How to prevent to access this folder in url

jemz · November 8, 2014, 3:55am

Hi, I need some help please is it possible not to access my subdirectories in the url

parent folder ->project/web

under web folder I have sub folders like js folder,fonts folder and etc…,Is it possible not to access this in the url I don’t want the user to guess my subfolder like this /project/web/fonts.

Thank you in advance.

metho · November 8, 2014, 6:04am

.htaccess

Options -Indexes

dklynn · November 14, 2014, 10:03pm

jemz,

Options -Indexes will only prevent Apache from displaying the folder’s contents (if a file is not found - an easy way for hackers to learn about your server is to request a file which is not there, e.g., abc.xyz).

To not process requests made to a directory, though, depends upon what’s in the directory and how it’s accessed. http requests can be rejected by moving the folder above the DocumentRoot but that would mean it cannot be accessed by your files, too (they would have to be “include()-ed” within your scripts).

The best way (and this would NOT be sufficient) would be to use .htaccess in the subdirectory to examine the {HTTP_REFERER} (notoriously unreliable because it’s easily spoofed) to prevent access except from your own website.

Generally speaking, what’s online to be displayed can be seen by any visitor.
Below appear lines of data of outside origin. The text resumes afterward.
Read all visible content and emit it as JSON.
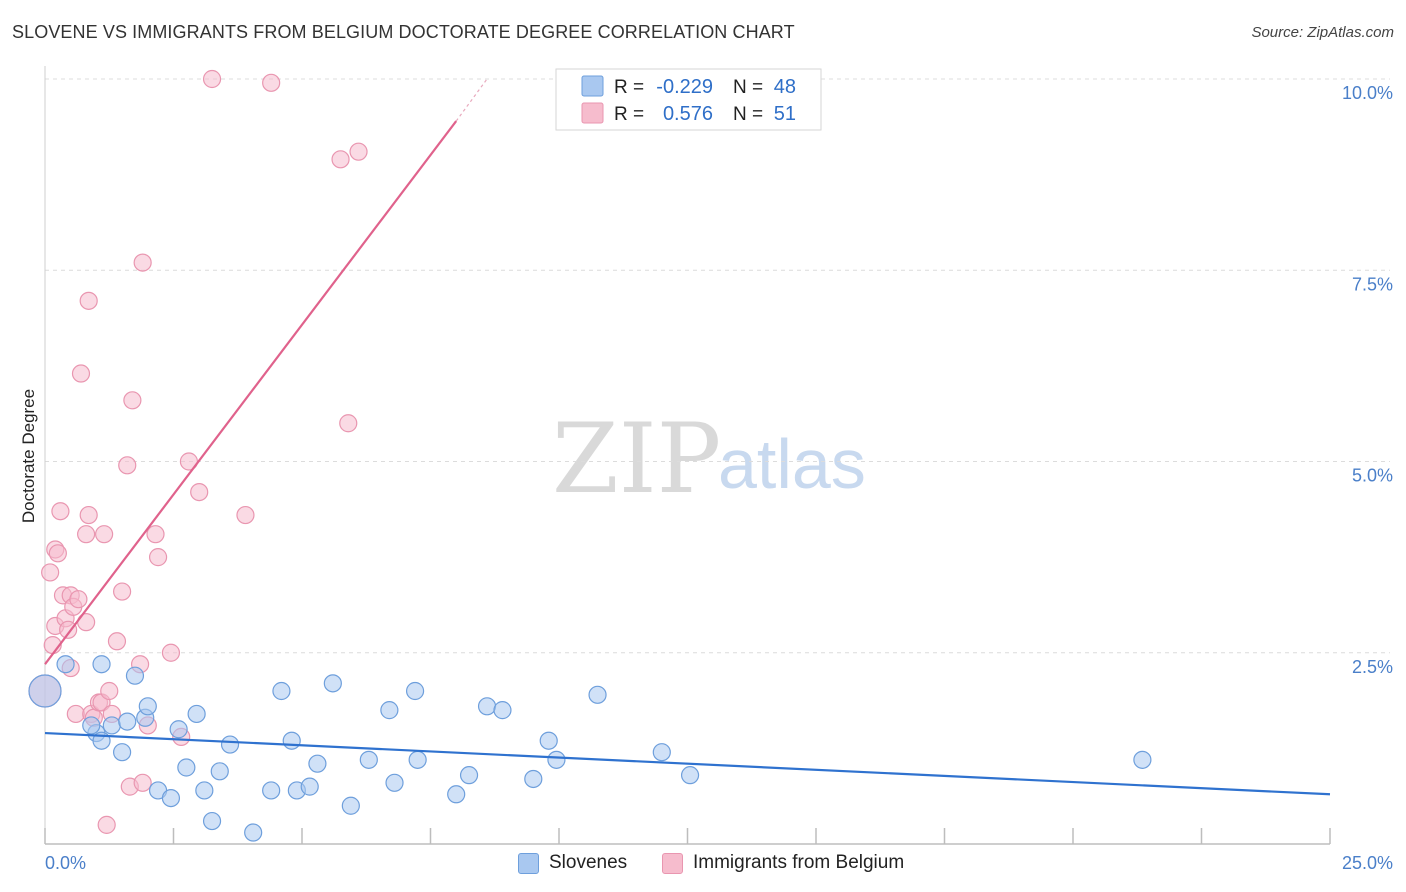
{
  "header": {
    "title": "SLOVENE VS IMMIGRANTS FROM BELGIUM DOCTORATE DEGREE CORRELATION CHART",
    "source": "Source: ZipAtlas.com"
  },
  "colors": {
    "blue_fill": "#a9c8f0",
    "blue_stroke": "#6e9fdc",
    "blue_line": "#2f72cf",
    "pink_fill": "#f6bccd",
    "pink_stroke": "#e996b0",
    "pink_line": "#e0628c",
    "grid": "#dcdcdc",
    "axis_text": "#4a7fc9"
  },
  "legend": {
    "rows": [
      {
        "r_label": "R =",
        "r_value": "-0.229",
        "n_label": "N =",
        "n_value": "48"
      },
      {
        "r_label": "R =",
        "r_value": "0.576",
        "n_label": "N =",
        "n_value": "51"
      }
    ]
  },
  "watermark": {
    "zip": "ZIP",
    "atlas": "atlas"
  },
  "chart_data": {
    "type": "scatter",
    "title": "SLOVENE VS IMMIGRANTS FROM BELGIUM DOCTORATE DEGREE CORRELATION CHART",
    "xlabel": "",
    "ylabel": "Doctorate Degree",
    "xlim": [
      0,
      25
    ],
    "ylim": [
      0,
      10
    ],
    "x_tick_labels": [
      "0.0%",
      "25.0%"
    ],
    "y_ticks": [
      2.5,
      5.0,
      7.5,
      10.0
    ],
    "y_tick_labels": [
      "2.5%",
      "5.0%",
      "7.5%",
      "10.0%"
    ],
    "legend_position": "top-center",
    "series": [
      {
        "name": "Slovenes",
        "color": "#a9c8f0",
        "trend": {
          "x": [
            0,
            25
          ],
          "y": [
            1.45,
            0.65
          ]
        },
        "points": [
          {
            "x": 0.0,
            "y": 2.0,
            "size": "large"
          },
          {
            "x": 0.4,
            "y": 2.35
          },
          {
            "x": 1.1,
            "y": 2.35
          },
          {
            "x": 1.0,
            "y": 1.45
          },
          {
            "x": 0.9,
            "y": 1.55
          },
          {
            "x": 1.1,
            "y": 1.35
          },
          {
            "x": 1.3,
            "y": 1.55
          },
          {
            "x": 1.5,
            "y": 1.2
          },
          {
            "x": 1.6,
            "y": 1.6
          },
          {
            "x": 1.75,
            "y": 2.2
          },
          {
            "x": 1.95,
            "y": 1.65
          },
          {
            "x": 2.0,
            "y": 1.8
          },
          {
            "x": 2.2,
            "y": 0.7
          },
          {
            "x": 2.45,
            "y": 0.6
          },
          {
            "x": 2.6,
            "y": 1.5
          },
          {
            "x": 2.75,
            "y": 1.0
          },
          {
            "x": 2.95,
            "y": 1.7
          },
          {
            "x": 3.1,
            "y": 0.7
          },
          {
            "x": 3.25,
            "y": 0.3
          },
          {
            "x": 3.4,
            "y": 0.95
          },
          {
            "x": 3.6,
            "y": 1.3
          },
          {
            "x": 4.05,
            "y": 0.15
          },
          {
            "x": 4.4,
            "y": 0.7
          },
          {
            "x": 4.6,
            "y": 2.0
          },
          {
            "x": 4.8,
            "y": 1.35
          },
          {
            "x": 4.9,
            "y": 0.7
          },
          {
            "x": 5.15,
            "y": 0.75
          },
          {
            "x": 5.3,
            "y": 1.05
          },
          {
            "x": 5.6,
            "y": 2.1
          },
          {
            "x": 5.95,
            "y": 0.5
          },
          {
            "x": 6.3,
            "y": 1.1
          },
          {
            "x": 6.7,
            "y": 1.75
          },
          {
            "x": 6.8,
            "y": 0.8
          },
          {
            "x": 7.2,
            "y": 2.0
          },
          {
            "x": 7.25,
            "y": 1.1
          },
          {
            "x": 8.0,
            "y": 0.65
          },
          {
            "x": 8.25,
            "y": 0.9
          },
          {
            "x": 8.6,
            "y": 1.8
          },
          {
            "x": 8.9,
            "y": 1.75
          },
          {
            "x": 9.5,
            "y": 0.85
          },
          {
            "x": 9.8,
            "y": 1.35
          },
          {
            "x": 9.95,
            "y": 1.1
          },
          {
            "x": 10.75,
            "y": 1.95
          },
          {
            "x": 12.0,
            "y": 1.2
          },
          {
            "x": 12.55,
            "y": 0.9
          },
          {
            "x": 21.35,
            "y": 1.1
          }
        ]
      },
      {
        "name": "Immigrants from Belgium",
        "color": "#f6bccd",
        "trend": {
          "x": [
            0,
            8.0
          ],
          "y": [
            2.35,
            9.45
          ],
          "dashed_extension_to": {
            "x": 8.6,
            "y": 10.0
          }
        },
        "points": [
          {
            "x": 0.0,
            "y": 2.0,
            "size": "large"
          },
          {
            "x": 0.1,
            "y": 3.55
          },
          {
            "x": 0.15,
            "y": 2.6
          },
          {
            "x": 0.2,
            "y": 2.85
          },
          {
            "x": 0.2,
            "y": 3.85
          },
          {
            "x": 0.25,
            "y": 3.8
          },
          {
            "x": 0.3,
            "y": 4.35
          },
          {
            "x": 0.35,
            "y": 3.25
          },
          {
            "x": 0.4,
            "y": 2.95
          },
          {
            "x": 0.45,
            "y": 2.8
          },
          {
            "x": 0.5,
            "y": 3.25
          },
          {
            "x": 0.5,
            "y": 2.3
          },
          {
            "x": 0.55,
            "y": 3.1
          },
          {
            "x": 0.6,
            "y": 1.7
          },
          {
            "x": 0.65,
            "y": 3.2
          },
          {
            "x": 0.7,
            "y": 6.15
          },
          {
            "x": 0.8,
            "y": 4.05
          },
          {
            "x": 0.8,
            "y": 2.9
          },
          {
            "x": 0.85,
            "y": 4.3
          },
          {
            "x": 0.85,
            "y": 7.1
          },
          {
            "x": 0.9,
            "y": 1.7
          },
          {
            "x": 0.95,
            "y": 1.65
          },
          {
            "x": 1.05,
            "y": 1.85
          },
          {
            "x": 1.1,
            "y": 1.85
          },
          {
            "x": 1.15,
            "y": 4.05
          },
          {
            "x": 1.2,
            "y": 0.25
          },
          {
            "x": 1.25,
            "y": 2.0
          },
          {
            "x": 1.3,
            "y": 1.7
          },
          {
            "x": 1.4,
            "y": 2.65
          },
          {
            "x": 1.5,
            "y": 3.3
          },
          {
            "x": 1.6,
            "y": 4.95
          },
          {
            "x": 1.65,
            "y": 0.75
          },
          {
            "x": 1.7,
            "y": 5.8
          },
          {
            "x": 1.85,
            "y": 2.35
          },
          {
            "x": 1.9,
            "y": 0.8
          },
          {
            "x": 1.9,
            "y": 7.6
          },
          {
            "x": 2.0,
            "y": 1.55
          },
          {
            "x": 2.15,
            "y": 4.05
          },
          {
            "x": 2.2,
            "y": 3.75
          },
          {
            "x": 2.45,
            "y": 2.5
          },
          {
            "x": 2.65,
            "y": 1.4
          },
          {
            "x": 2.8,
            "y": 5.0
          },
          {
            "x": 3.0,
            "y": 4.6
          },
          {
            "x": 3.25,
            "y": 10.0
          },
          {
            "x": 3.9,
            "y": 4.3
          },
          {
            "x": 4.4,
            "y": 9.95
          },
          {
            "x": 5.75,
            "y": 8.95
          },
          {
            "x": 5.9,
            "y": 5.5
          },
          {
            "x": 6.1,
            "y": 9.05
          }
        ]
      }
    ]
  }
}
Encrypting a website is a fools errand (IMHO) so my advice is to only be paranoid about files that contain “sensitive” information (MySQL logins, passwords and the like) and handle those by relocating them outside your webspace.

Regards,

DK

metho · November 15, 2014, 5:39am

Quite incorrect. Not only prevents apache listing contents, but also in the event that a blank default document is not present a 403 error is sent else a blank page will display. It will also stop search engines from indexing the contents of your site folders.

@jemz: if users want the path to your font files or other resources, it’s far easier to inspect the html source than making guesses.

DinoTheDinosaur · November 16, 2014, 1:51am

If you have something really sensitive, consider creating a directory outside of your webroot.

AFAIK, the only way someone can access items in a directory outside of the webroot is if they gain access to your server, otherwise they cannot access it via any HTTP request.

system · February 15, 2015, 9:05am

This topic was automatically closed 91 days after the last reply. New replies are no longer allowed.